Un autre texte en préparation
«Ce texte permet de renforcer la protection de la victime dans une situation de sujétion. Il convient de noter que tout juge doit aussi être juge de l’abus de droit», souligne le député. Son projet de loi, qui concerne tout individu (quels que soient son sexe, sa nationalité, son âge, etc.),  prévoit des dispositions particulières dans le cadre de l’emploi public, du Code du travail et du droit pénal.

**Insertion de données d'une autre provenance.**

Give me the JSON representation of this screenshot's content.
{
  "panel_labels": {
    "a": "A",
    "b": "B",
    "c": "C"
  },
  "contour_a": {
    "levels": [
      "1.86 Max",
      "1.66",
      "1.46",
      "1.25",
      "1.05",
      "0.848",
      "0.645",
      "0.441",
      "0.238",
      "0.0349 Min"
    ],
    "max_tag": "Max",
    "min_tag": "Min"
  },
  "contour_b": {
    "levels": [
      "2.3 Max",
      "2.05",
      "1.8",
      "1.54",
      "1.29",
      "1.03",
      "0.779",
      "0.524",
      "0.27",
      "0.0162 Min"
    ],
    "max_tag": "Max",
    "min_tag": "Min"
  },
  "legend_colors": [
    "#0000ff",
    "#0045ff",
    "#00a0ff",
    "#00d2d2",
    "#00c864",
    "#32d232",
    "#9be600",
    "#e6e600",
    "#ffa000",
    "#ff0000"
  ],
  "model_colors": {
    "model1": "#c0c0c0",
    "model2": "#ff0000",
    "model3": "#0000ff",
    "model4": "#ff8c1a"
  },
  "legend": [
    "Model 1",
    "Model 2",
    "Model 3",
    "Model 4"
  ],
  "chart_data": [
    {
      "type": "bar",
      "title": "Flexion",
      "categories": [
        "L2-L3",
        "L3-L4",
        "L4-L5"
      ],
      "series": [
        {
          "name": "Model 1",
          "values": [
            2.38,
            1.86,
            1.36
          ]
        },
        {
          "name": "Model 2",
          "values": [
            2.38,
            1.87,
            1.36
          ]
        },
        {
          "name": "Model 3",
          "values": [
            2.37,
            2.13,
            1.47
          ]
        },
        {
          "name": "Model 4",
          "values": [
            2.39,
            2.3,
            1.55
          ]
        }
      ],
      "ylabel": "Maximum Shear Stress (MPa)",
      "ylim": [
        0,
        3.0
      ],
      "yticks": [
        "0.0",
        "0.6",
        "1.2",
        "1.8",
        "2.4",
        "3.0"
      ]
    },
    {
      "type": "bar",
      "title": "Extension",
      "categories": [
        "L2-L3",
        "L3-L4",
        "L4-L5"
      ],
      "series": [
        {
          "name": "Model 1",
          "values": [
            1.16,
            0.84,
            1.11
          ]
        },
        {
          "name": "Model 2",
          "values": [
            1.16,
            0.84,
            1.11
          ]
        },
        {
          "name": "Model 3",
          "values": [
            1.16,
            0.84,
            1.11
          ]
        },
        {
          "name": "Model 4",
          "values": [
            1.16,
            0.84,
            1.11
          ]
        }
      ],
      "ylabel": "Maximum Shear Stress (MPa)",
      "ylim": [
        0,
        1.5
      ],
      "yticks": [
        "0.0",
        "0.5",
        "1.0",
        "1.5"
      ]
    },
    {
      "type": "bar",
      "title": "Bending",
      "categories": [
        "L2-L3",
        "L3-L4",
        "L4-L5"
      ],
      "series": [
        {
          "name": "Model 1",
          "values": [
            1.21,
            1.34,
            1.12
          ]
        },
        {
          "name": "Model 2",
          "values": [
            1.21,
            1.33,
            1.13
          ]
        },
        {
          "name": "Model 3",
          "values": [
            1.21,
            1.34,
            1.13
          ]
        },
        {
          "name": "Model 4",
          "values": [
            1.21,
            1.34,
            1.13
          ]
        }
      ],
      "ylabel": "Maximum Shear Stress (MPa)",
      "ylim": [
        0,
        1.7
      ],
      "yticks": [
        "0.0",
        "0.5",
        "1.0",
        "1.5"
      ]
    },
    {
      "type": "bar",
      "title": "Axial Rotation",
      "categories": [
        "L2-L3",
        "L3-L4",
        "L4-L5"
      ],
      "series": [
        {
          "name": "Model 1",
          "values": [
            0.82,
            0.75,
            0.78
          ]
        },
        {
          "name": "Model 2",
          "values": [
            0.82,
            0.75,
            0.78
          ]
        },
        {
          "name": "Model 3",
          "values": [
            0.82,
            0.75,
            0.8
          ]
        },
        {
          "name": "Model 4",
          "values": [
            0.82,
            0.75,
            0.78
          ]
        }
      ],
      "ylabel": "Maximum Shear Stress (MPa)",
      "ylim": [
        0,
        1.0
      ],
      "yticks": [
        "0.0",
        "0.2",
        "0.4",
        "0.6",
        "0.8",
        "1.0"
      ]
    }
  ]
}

Il exige également que tous les employeurs inscrivent dans le règlement intérieur de l’entreprise des dispositions visant à prévenir le harcèlement sexuel et à le sanctionner dans le cadre du travail. A la question de savoir pourquoi cette loi, qui concerne non seulement le harcèlement sexuel mais aussi les atteintes à caractère raciste, n’a toujours pas été votée, Ghassan Moukheiber répond que le Parlement a admis le caractère d’urgence du texte mais souhaite en débattre.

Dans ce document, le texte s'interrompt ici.